Civil engineering had some limits in that regard, so Adamo started experimenting in the fast-moving field of microfluidics, working as a researcher in the lab of Jensen, a pioneer of flow chemistry.

Inspired by Jensen's previous research into surface forces, Adamo began designing a small, membrane-based separation device equipped with a precise pressure controller that maintained exact conditions for separation. This first prototype consisted of two bulky plastic pieces bolted together. ''It was really ugly,'' Adamo says.

But showcasing the prototype to colleagues at MIT, he found that despite its unaesthetic appearance, the device had commercial potential. ''The innovation was not just good for the lab, but also for general public,'' he says. ''I started looking into business propositions.'' (So far, the research has also produced two papers co-authored by Jensen, Adamo, and other MIT researchers in Industrial & Engineering Chemistry Research.)

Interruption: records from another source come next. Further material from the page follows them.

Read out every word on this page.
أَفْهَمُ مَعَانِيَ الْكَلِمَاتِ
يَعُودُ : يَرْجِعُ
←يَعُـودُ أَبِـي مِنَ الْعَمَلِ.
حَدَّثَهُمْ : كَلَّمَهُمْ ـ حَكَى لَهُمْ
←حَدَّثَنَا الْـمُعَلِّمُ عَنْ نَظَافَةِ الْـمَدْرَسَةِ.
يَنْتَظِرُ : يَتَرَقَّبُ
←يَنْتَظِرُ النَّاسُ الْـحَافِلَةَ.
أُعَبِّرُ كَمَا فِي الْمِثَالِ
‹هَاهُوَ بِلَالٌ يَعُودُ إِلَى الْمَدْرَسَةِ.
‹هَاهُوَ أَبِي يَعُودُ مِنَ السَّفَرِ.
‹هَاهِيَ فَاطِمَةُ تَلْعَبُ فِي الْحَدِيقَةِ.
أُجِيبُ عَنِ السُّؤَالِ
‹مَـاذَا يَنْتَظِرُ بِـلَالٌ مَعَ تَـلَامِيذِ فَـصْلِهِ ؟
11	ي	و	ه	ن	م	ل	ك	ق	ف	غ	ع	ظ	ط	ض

In 2013, Adamo co-founded Zaiput with partner and Harvard University biochemist Jennifer Baltz, now Zaiput's chief operating officer, with help from MIT's Venture Mentoring Service and other MIT services.

The startup designed a far more appealing product. Growing up in Italy, Adamo says, he was always surrounded by beautiful, colorful scenery and objects. He used that background as inspiration for the separator's design, turning the prototype into a series of handheld, colorful blocks. Lab units are orange; larger units are purple, gold, or lime green. There is also color coding for different devices that are made of different materials.

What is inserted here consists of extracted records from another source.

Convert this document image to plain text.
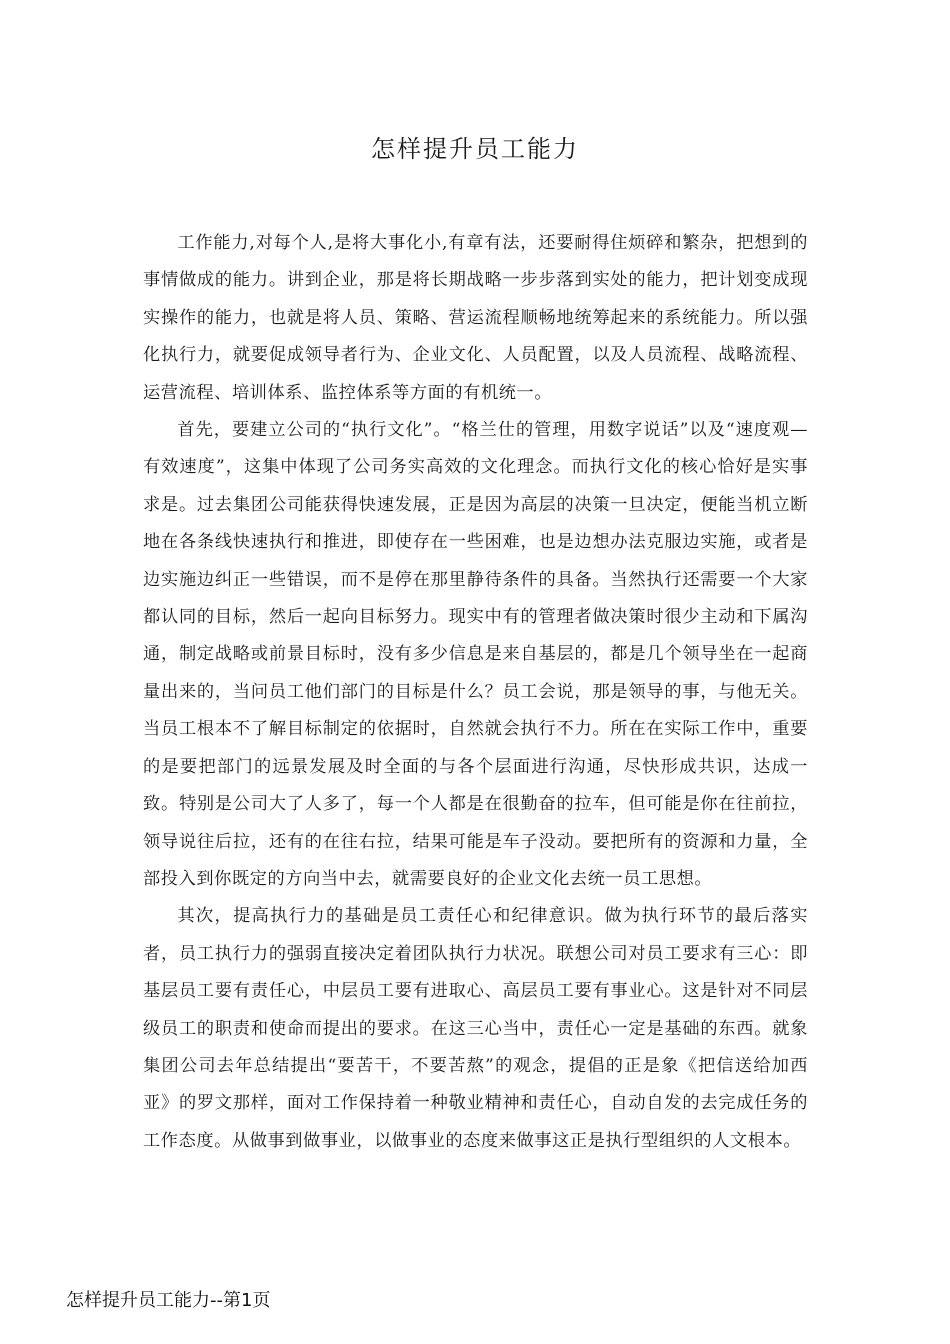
怎样提升员工能力

工作能力,对每个人,是将大事化小,有章有法，还要耐得住烦碎和繁杂，把想到的事情做成的能力。讲到企业，那是将长期战略一步步落到实处的能力，把计划变成现实操作的能力，也就是将人员、策略、营运流程顺畅地统筹起来的系统能力。所以强化执行力，就要促成领导者行为、企业文化、人员配置，以及人员流程、战略流程、运营流程、培训体系、监控体系等方面的有机统一。

首先，要建立公司的“执行文化”。“格兰仕的管理，用数字说话”以及“速度观—有效速度”，这集中体现了公司务实高效的文化理念。而执行文化的核心恰好是实事求是。过去集团公司能获得快速发展，正是因为高层的决策一旦决定，便能当机立断地在各条线快速执行和推进，即使存在一些困难，也是边想办法克服边实施，或者是边实施边纠正一些错误，而不是停在那里静待条件的具备。当然执行还需要一个大家都认同的目标，然后一起向目标努力。现实中有的管理者做决策时很少主动和下属沟通，制定战略或前景目标时，没有多少信息是来自基层的，都是几个领导坐在一起商量出来的，当问员工他们部门的目标是什么？员工会说，那是领导的事，与他无关。当员工根本不了解目标制定的依据时，自然就会执行不力。所在在实际工作中，重要的是要把部门的远景发展及时全面的与各个层面进行沟通，尽快形成共识，达成一致。特别是公司大了人多了，每一个人都是在很勤奋的拉车，但可能是你在往前拉，领导说往后拉，还有的在往右拉，结果可能是车子没动。要把所有的资源和力量，全部投入到你既定的方向当中去，就需要良好的企业文化去统一员工思想。

其次，提高执行力的基础是员工责任心和纪律意识。做为执行环节的最后落实者，员工执行力的强弱直接决定着团队执行力状况。联想公司对员工要求有三心：即基层员工要有责任心，中层员工要有进取心、高层员工要有事业心。这是针对不同层级员工的职责和使命而提出的要求。在这三心当中，责任心一定是基础的东西。就象集团公司去年总结提出“要苦干，不要苦熬”的观念，提倡的正是象《把信送给加西亚》的罗文那样，面对工作保持着一种敬业精神和责任心，自动自发的去完成任务的工作态度。从做事到做事业，以做事业的态度来做事这正是执行型组织的人文根本。

怎样提升员工能力--第1页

''Customers visit labs and these devices pop out,'' Adamo says. ''Function is key, but when you take an object in your hands, it has to feel nice. It has to be pleasing to the eye and, in a commercial sense, distinctive.''

Currently, Zaiput is developing a production-scale device with a flow rate of 3,000 milliliters per minute, for larger-scale drug manufacturing. The startup is also hoping to more efficiently tackle very complex chemical extractions.

Today, this involves repeating chemical extraction processes multiple times in massive columns, about 100 feet high, to ensure as much of the target chemical has been extracted from a liquid. But Zaiput hopes it can do the same with a small system of combined modular units. Additionally, the startup hopes to bring the device to traditional batch-separation users, notably those who still work with settling tanks.

''The next challenges are bigger-scale development, more complex extraction, and reaching out to traditional users to empower them with new technologies,'' Adamo says.